Zeitungszukunft: Niederlande bilden Regierungskommission

Die niederländische Regierung will eine Kom­mission einsetzen, die die Zukunft der Zeitungen untersuchen soll. Das erklärte, wie „epd medien“ berichtet, der für die Medien zuständige Kulturmi­nister Ronald Plasterk im Dezember im nieder­ländischen Parlament. Die Kommission werde sich ab Januar 2009 mit den wirtschaftlichen Problemen der Zeitungen und den hohen Kosten für Vertrieb und Produktion befassen. Wie „epd medien“ weiter ausführt, stimmte das Parlament der Einrichtung eines Innovationsfonds für Ta­geszeitungen zu. Insgesamt acht Millionen Euro stehen danach den Zeitungen zur Verfügung, die in neue Medien investieren wollen. Das Geld wird aus den Werbeeinkünften des öffentlich-rechtli­chen Rundfunks bezahlt.

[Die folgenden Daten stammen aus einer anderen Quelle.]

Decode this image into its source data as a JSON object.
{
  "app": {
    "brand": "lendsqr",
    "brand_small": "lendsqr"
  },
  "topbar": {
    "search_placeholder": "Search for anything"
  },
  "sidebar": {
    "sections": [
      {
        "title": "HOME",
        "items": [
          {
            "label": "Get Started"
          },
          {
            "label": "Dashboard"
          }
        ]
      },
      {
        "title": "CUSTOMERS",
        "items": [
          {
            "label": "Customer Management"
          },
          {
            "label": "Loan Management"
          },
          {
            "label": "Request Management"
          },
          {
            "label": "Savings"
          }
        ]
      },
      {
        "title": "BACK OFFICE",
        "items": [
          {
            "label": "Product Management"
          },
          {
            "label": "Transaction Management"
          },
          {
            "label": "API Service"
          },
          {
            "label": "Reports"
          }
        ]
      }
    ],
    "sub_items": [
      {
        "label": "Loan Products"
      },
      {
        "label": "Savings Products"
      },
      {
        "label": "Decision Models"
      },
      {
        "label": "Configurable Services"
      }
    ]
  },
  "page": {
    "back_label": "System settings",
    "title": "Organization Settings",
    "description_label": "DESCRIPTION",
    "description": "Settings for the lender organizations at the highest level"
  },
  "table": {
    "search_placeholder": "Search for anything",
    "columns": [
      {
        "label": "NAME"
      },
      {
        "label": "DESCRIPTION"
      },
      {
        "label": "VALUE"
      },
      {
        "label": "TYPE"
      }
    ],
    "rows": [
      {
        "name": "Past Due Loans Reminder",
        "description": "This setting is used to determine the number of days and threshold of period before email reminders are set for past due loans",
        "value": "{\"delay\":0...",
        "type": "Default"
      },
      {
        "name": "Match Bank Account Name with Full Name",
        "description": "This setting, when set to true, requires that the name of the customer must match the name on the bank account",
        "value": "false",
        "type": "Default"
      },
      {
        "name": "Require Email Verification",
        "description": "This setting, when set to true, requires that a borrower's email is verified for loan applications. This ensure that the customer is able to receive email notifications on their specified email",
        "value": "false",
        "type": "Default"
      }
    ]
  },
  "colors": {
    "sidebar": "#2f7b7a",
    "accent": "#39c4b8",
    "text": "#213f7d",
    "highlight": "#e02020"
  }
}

Chefredakteure und Verleger der niederländischen Zeitungen und Zeitschriften hätten Minister und Parlament auf­gefordert, die Zeitungen in der gegenwärtigen Wirtschaftskrise zu unterstützen. Sie hätten auch über einen verzerrten Wettbewerb mit dem öf­fentlich-rechtlichen Rundfunk geklagt.